Uma série de corpos encontrados em diferentes municípios em um intervalo de apenas quatro dias acende o alerta para o avanço da violência em Mato Grosso. Os casos recentes envolvem vítimas executadas, desaparecidas e localizadas já em estado de decomposição, reforçando um cenário preocupante no estado.

Na manhã desta quarta-feira (25), um homem foi encontrado morto em Cuiabá. A vítima foi identificada como Luis Felipe Campos de Amorim Leite, 33. Ele estava ao lado do muro de um condomínio, com marcas de tiros na cabeça. Segundo a Polícia Militar, o homem utilizava tornozeleira eletrônica, o que permitiu sua identificação.

Um dia antes, na terça-feira (24), outro corpo foi localizado, desta vez em Rondonópolis. Edmilson Martins dos Santos Júnior, 28, foi encontrado em uma estrada rural com diversas perfurações pelo corpo, a maioria provocada tiros.

Também na terça-feira, em Cáceres (220 km a Oeste), o jovem João Vitor Oliveira do Nascimento, 18, que estava desaparecido desde o dia 16 de março, foi encontrado morto em estado avançado de decomposição, nas proximidades de um cemitério.

Já no domingo (22), a jovem Alice Viana, 22, foi encontrada morta em uma estrada rural no distrito de Guatá, em Colniza. Ela estava desaparecida desde o dia 19, e o caso segue sob investigação.

No mesmo dia, outro corpo em avançado estado de decomposição foi localizado boiando em um rio, nos fundos de um seminário, em Diamantino. A vítima, aparentemente um homem, ainda não identificada. 

Violência em alta

A sequência de ocorrências em poucos dias reflete um cenário alarmante de criminalidade que já vinha sendo apontado por dados oficiais. Apenas nos meses de janeiro e fevereiro deste ano, Mato Grosso registrou 95 vítimas de homicídio doloso, uma média de dois assassinatos por dia, segundo o Ministério da Justiça e Segurança Pública.

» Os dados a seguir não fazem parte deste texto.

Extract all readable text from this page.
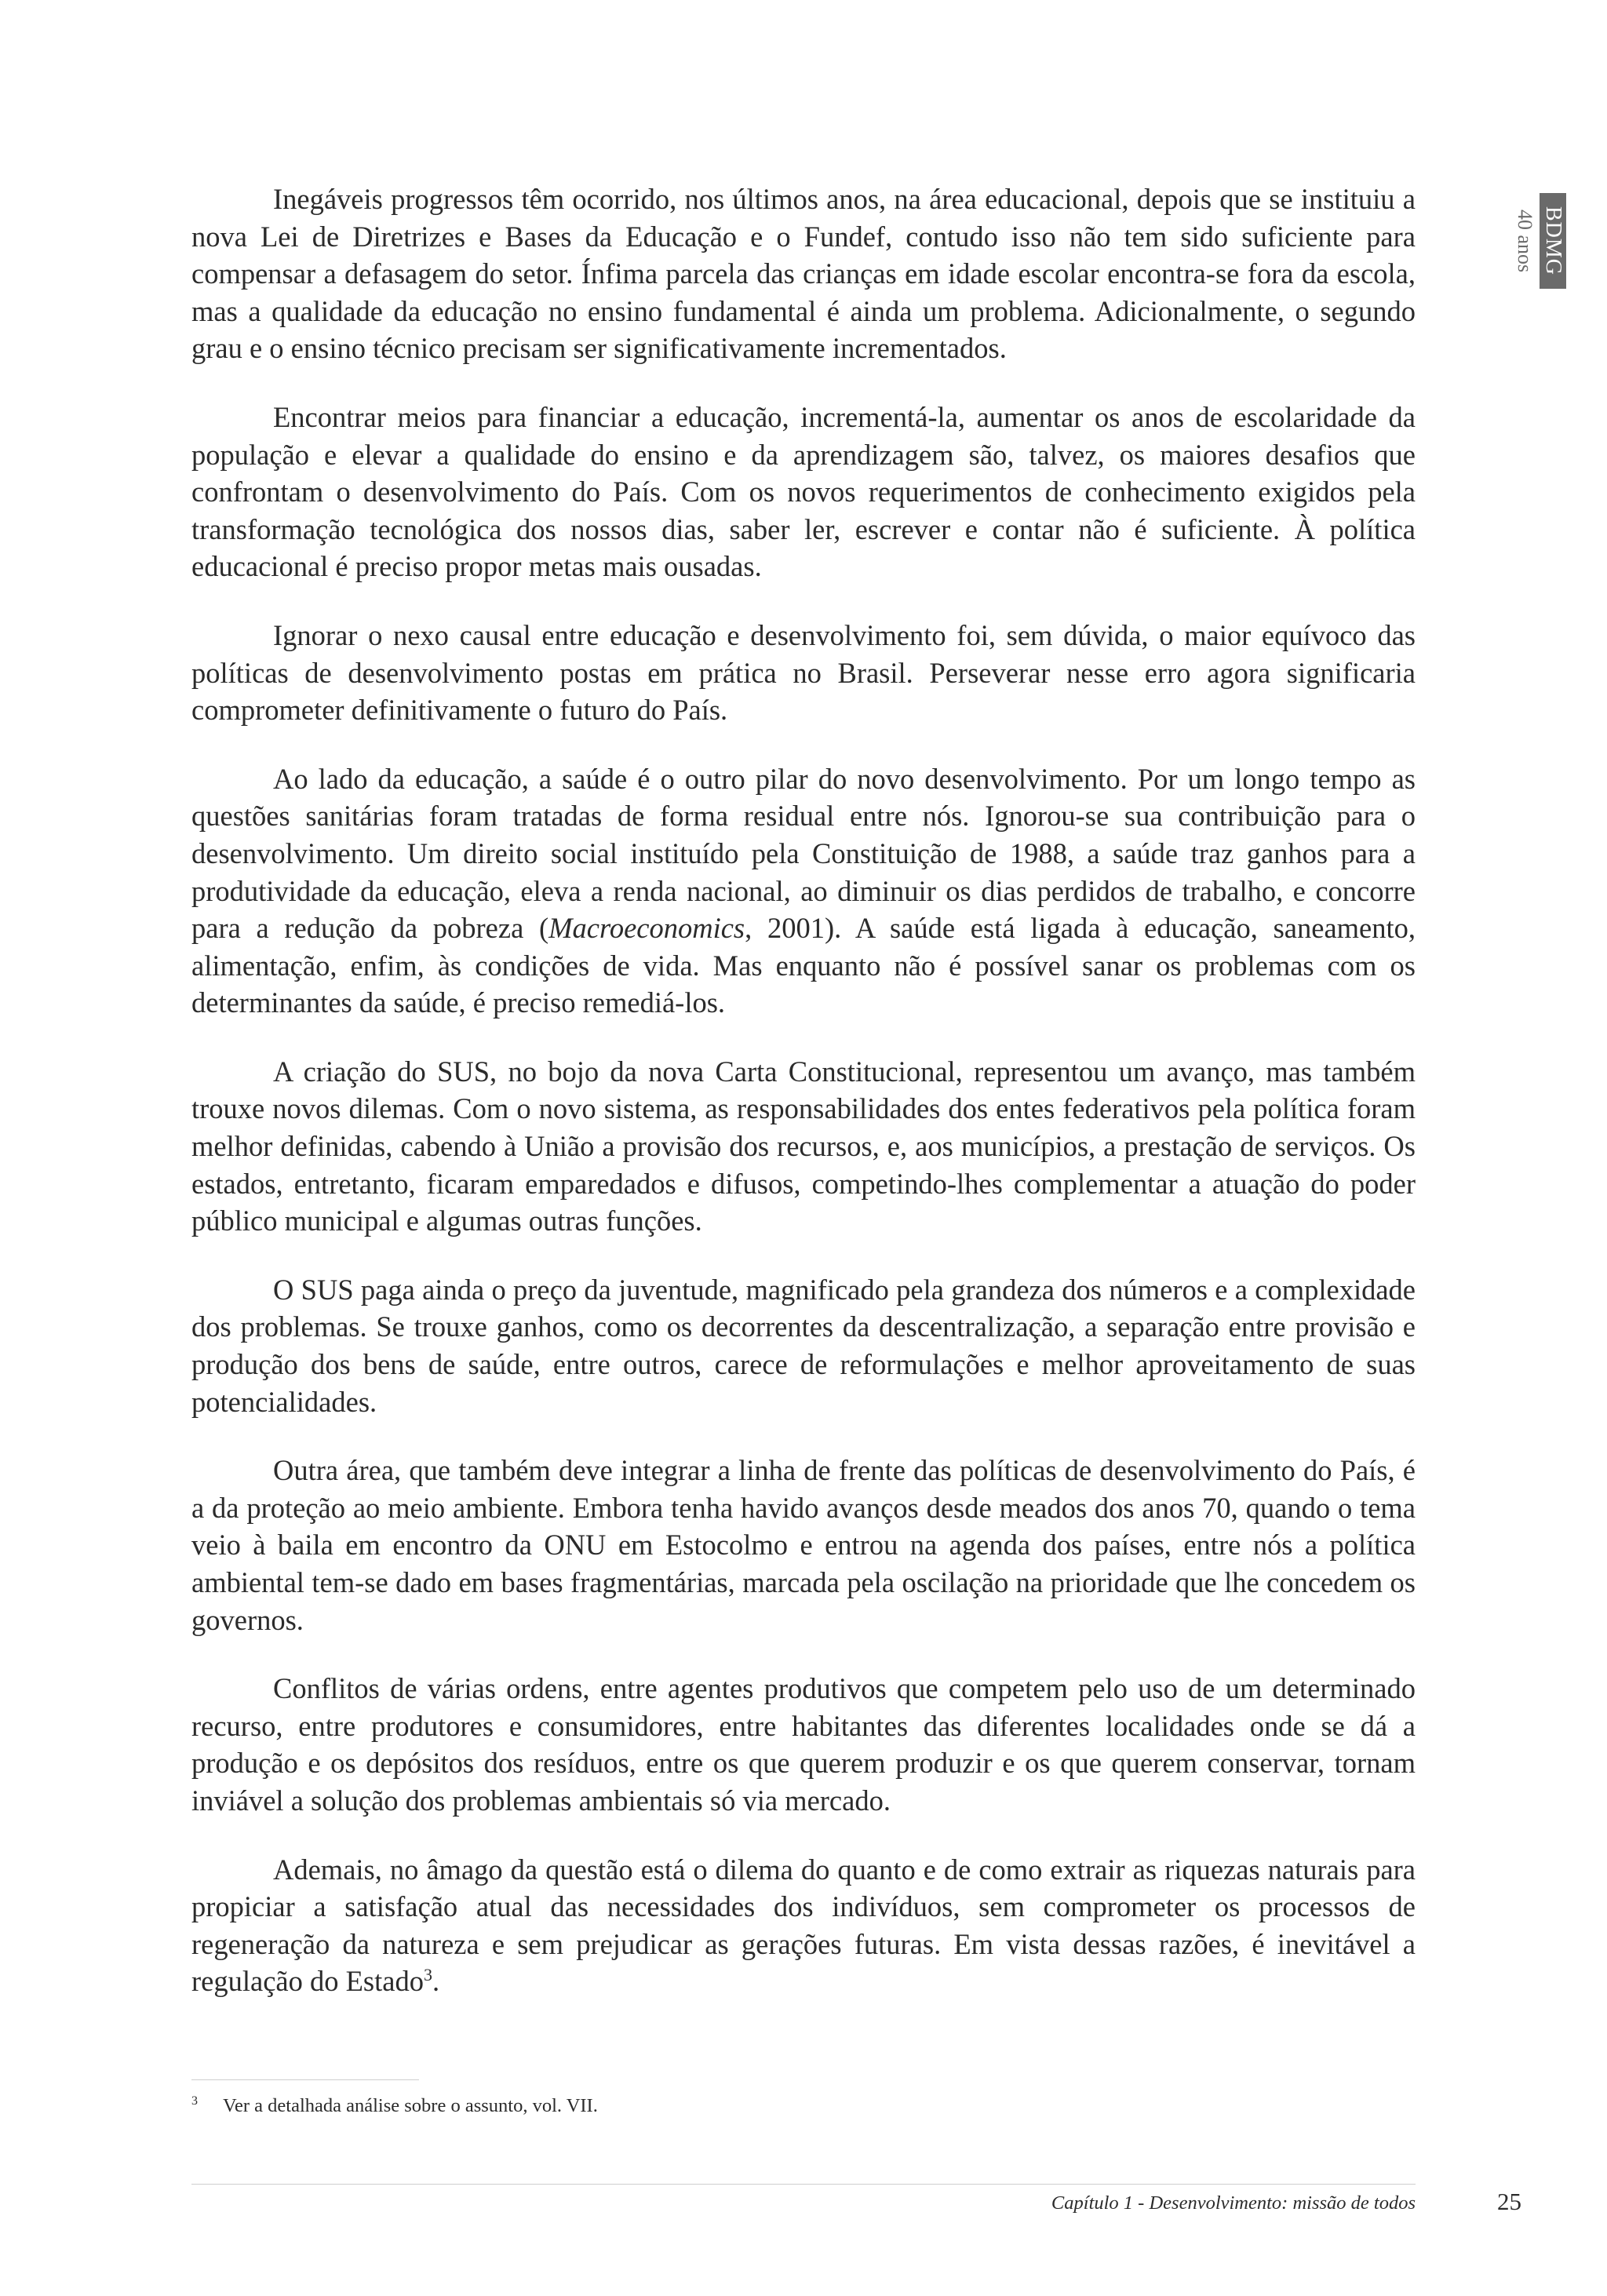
40 anos BDMG

Inegáveis progressos têm ocorrido, nos últimos anos, na área educacional, depois que se instituiu a nova Lei de Diretrizes e Bases da Educação e o Fundef, contudo isso não tem sido suficiente para compensar a defasagem do setor. Ínfima parcela das crianças em idade escolar encontra-se fora da escola, mas a qualidade da educação no ensino fundamental é ainda um problema. Adicionalmente, o segundo grau e o ensino técnico precisam ser significativamente incrementados.

Encontrar meios para financiar a educação, incrementá-la, aumentar os anos de escolaridade da população e elevar a qualidade do ensino e da aprendizagem são, talvez, os maiores desafios que confrontam o desenvolvimento do País. Com os novos requerimentos de conhecimento exigidos pela transformação tecnológica dos nossos dias, saber ler, escrever e contar não é suficiente. À política educacional é preciso propor metas mais ousadas.

Ignorar o nexo causal entre educação e desenvolvimento foi, sem dúvida, o maior equívoco das políticas de desenvolvimento postas em prática no Brasil. Perseverar nesse erro agora significaria comprometer definitivamente o futuro do País.

Ao lado da educação, a saúde é o outro pilar do novo desenvolvimento. Por um longo tempo as questões sanitárias foram tratadas de forma residual entre nós. Ignorou-se sua contribuição para o desenvolvimento. Um direito social instituído pela Constituição de 1988, a saúde traz ganhos para a produtividade da educação, eleva a renda nacional, ao diminuir os dias perdidos de trabalho, e concorre para a redução da pobreza (Macroeconomics, 2001). A saúde está ligada à educação, saneamento, alimentação, enfim, às condições de vida. Mas enquanto não é possível sanar os problemas com os determinantes da saúde, é preciso remediá-los.

A criação do SUS, no bojo da nova Carta Constitucional, representou um avanço, mas também trouxe novos dilemas. Com o novo sistema, as responsabilidades dos entes federativos pela política foram melhor definidas, cabendo à União a provisão dos recursos, e, aos municípios, a prestação de serviços. Os estados, entretanto, ficaram emparedados e difusos, competindo-lhes complementar a atuação do poder público municipal e algumas outras funções.

O SUS paga ainda o preço da juventude, magnificado pela grandeza dos números e a complexidade dos problemas. Se trouxe ganhos, como os decorrentes da descentralização, a separação entre provisão e produção dos bens de saúde, entre outros, carece de reformulações e melhor aproveitamento de suas potencialidades.

Outra área, que também deve integrar a linha de frente das políticas de desenvolvimento do País, é a da proteção ao meio ambiente. Embora tenha havido avanços desde meados dos anos 70, quando o tema veio à baila em encontro da ONU em Estocolmo e entrou na agenda dos países, entre nós a política ambiental tem-se dado em bases fragmentárias, marcada pela oscilação na prioridade que lhe concedem os governos.

Conflitos de várias ordens, entre agentes produtivos que competem pelo uso de um determinado recurso, entre produtores e consumidores, entre habitantes das diferentes localidades onde se dá a produção e os depósitos dos resíduos, entre os que querem produzir e os que querem conservar, tornam inviável a solução dos problemas ambientais só via mercado.

Ademais, no âmago da questão está o dilema do quanto e de como extrair as riquezas naturais para propiciar a satisfação atual das necessidades dos indivíduos, sem comprometer os processos de regeneração da natureza e sem prejudicar as gerações futuras. Em vista dessas razões, é inevitável a regulação do Estado$^3$.

3 Ver a detalhada análise sobre o assunto, vol. VII.
Capítulo 1 - Desenvolvimento: missão de todos	25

Entre os municípios, Cuiabá lidera o ranking, concentrando 12 assassinatos nesse período.

Os casos recentes mostram padrões que se repetem: execuções com disparos de arma de fogo, corpos abandonados em áreas isoladas e vítimas encontradas dias após o desaparecimento. A dinâmica reforça a complexidade dos crimes e a possível relação com organizações criminosas, embora as investigações ainda estejam em andamento.

Diante da frequência dos registros, cresce a preocupação com a escalada da violência e a sensação de insegurança, especialmente no interior do estado, onde muitos dos casos têm sido registrados.